14. The device according to claim 11 wherein obtaining said value representative of a variable representative of a movement of the mobile terminal comprises a comparison between the first probability density of said variable representative of a movement of the mobile terminal and the second probability density of said variable representative of a movement of the mobile terminal.

15. The device according to claim 14 wherein the comparison between the first probability density of said variable representative of a movement of the mobile terminal and the second probability density of said variable representative of a movement of the mobile terminal comprises determining an overlap rate between the first probability density of a variable representative of a movement of the mobile terminal and the second probability density of said variable representative of a movement of the mobile terminal.

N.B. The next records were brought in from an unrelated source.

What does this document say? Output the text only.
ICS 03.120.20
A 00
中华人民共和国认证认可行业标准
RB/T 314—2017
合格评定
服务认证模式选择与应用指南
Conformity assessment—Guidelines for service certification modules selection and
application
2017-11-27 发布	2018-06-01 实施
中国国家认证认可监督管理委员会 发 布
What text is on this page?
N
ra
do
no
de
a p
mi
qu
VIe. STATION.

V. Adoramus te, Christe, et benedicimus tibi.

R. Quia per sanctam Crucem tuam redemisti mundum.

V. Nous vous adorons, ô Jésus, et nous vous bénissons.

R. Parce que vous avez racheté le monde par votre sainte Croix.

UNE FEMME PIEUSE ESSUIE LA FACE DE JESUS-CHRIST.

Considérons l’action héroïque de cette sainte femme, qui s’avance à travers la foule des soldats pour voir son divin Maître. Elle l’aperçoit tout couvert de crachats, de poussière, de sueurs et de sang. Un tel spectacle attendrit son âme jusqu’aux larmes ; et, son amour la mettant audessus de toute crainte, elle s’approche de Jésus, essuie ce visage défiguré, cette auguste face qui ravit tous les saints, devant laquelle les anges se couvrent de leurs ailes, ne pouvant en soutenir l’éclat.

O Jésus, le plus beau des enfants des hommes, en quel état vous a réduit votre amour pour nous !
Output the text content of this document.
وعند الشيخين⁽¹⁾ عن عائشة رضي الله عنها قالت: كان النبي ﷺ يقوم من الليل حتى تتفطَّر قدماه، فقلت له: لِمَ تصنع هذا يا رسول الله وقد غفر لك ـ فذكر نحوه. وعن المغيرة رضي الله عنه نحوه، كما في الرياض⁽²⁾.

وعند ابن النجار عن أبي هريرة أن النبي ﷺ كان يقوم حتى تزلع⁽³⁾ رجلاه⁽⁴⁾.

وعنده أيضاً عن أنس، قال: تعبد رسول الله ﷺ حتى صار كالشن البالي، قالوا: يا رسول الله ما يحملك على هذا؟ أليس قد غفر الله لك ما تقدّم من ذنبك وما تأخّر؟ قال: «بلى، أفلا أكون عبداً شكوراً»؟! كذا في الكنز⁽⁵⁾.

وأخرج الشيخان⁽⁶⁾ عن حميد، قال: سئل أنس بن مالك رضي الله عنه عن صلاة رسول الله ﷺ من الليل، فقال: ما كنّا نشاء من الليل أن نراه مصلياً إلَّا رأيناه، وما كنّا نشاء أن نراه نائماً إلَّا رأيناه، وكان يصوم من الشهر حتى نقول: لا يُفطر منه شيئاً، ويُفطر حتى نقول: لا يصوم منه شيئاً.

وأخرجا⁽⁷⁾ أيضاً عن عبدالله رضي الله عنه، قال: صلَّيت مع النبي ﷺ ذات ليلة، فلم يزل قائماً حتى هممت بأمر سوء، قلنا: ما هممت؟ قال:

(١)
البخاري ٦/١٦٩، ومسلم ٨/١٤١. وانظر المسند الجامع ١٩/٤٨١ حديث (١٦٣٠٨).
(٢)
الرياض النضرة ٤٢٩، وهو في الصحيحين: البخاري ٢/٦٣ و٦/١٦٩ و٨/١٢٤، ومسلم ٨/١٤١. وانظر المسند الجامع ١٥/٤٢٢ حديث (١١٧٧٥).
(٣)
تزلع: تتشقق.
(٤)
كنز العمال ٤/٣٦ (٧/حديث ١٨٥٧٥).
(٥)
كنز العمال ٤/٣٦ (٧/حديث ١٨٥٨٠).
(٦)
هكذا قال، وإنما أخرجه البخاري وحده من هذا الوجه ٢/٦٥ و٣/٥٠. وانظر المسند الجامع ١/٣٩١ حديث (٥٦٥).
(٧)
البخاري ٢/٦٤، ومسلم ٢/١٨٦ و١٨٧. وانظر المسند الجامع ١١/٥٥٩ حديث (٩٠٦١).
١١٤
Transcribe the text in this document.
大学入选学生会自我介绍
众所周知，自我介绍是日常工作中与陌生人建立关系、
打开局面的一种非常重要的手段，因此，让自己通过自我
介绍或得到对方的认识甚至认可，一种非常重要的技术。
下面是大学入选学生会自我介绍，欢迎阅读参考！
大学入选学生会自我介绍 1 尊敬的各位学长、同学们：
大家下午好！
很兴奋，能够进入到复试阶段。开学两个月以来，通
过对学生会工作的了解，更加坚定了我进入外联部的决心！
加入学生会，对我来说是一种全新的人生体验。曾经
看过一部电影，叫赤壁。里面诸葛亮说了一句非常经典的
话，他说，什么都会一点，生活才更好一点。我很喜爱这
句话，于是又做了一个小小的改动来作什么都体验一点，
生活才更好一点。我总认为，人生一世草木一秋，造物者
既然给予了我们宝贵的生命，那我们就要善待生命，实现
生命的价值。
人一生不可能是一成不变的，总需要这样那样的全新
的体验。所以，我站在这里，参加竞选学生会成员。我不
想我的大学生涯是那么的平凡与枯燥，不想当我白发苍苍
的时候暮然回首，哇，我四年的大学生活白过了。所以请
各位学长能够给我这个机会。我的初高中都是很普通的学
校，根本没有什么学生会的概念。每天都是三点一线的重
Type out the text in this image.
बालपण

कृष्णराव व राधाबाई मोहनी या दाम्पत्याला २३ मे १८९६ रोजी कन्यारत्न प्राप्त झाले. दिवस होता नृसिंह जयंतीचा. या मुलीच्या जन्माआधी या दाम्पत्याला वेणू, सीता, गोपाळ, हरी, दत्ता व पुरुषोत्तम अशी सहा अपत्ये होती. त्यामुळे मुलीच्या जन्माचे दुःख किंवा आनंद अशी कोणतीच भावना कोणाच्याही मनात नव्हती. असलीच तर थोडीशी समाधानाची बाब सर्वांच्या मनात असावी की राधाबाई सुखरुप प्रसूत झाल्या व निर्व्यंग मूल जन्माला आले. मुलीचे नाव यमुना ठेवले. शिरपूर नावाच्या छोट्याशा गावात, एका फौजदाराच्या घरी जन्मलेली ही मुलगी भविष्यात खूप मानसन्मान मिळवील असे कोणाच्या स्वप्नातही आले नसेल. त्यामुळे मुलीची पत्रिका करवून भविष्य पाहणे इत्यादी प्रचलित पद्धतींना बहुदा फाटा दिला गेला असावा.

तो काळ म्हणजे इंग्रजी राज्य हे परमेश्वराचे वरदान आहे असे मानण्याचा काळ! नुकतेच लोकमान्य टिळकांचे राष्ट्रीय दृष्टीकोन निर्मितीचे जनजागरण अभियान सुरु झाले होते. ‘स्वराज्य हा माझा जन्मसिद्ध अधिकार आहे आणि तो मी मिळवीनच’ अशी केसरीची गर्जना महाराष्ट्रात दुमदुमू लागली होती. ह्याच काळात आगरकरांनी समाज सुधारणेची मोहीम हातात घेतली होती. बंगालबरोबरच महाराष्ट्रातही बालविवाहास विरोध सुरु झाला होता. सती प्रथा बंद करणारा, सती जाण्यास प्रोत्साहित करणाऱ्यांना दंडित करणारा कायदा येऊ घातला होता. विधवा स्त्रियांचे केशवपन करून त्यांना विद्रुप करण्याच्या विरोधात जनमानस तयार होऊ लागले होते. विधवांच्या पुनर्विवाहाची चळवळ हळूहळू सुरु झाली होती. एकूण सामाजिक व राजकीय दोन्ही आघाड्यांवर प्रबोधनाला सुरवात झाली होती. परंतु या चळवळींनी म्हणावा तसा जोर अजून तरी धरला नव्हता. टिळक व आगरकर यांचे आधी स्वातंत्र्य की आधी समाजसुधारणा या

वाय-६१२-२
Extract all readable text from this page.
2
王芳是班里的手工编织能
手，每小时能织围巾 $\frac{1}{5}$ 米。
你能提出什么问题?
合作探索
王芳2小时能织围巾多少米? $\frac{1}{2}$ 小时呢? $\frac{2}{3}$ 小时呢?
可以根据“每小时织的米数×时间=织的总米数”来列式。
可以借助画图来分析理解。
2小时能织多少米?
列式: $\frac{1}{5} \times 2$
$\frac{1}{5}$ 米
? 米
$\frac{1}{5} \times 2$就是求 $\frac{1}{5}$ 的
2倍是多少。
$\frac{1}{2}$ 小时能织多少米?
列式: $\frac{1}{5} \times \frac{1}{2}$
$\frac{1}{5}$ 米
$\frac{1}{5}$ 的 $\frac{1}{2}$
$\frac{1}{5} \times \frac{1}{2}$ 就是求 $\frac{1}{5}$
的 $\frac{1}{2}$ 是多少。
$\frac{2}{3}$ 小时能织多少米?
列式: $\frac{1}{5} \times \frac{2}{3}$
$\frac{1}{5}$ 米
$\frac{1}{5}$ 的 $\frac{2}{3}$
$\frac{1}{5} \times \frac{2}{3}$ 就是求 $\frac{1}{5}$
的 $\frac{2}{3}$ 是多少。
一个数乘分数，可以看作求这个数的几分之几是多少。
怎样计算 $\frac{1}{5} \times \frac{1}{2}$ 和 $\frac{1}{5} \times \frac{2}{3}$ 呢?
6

16. The device according to claim 11 wherein the first event and the second event are selected from a plurality of network events involving the mobile terminal, occurred during a first time window.

17. The device according to claim 11 comprising at least two iterations of the obtaining and further comprises determining an average value of said variable representative of a movement of the mobile terminal by combining the first probability densities of said variable representative of a movement of the mobile terminal determined during each of said iterations.

18. The device according to claim 11 wherein the first event and the second event are temporally spaced by at least one first duration.

19. The device according to claim 11 wherein said variable representative of a movement of a mobile terminal is a movement distance of the mobile terminal.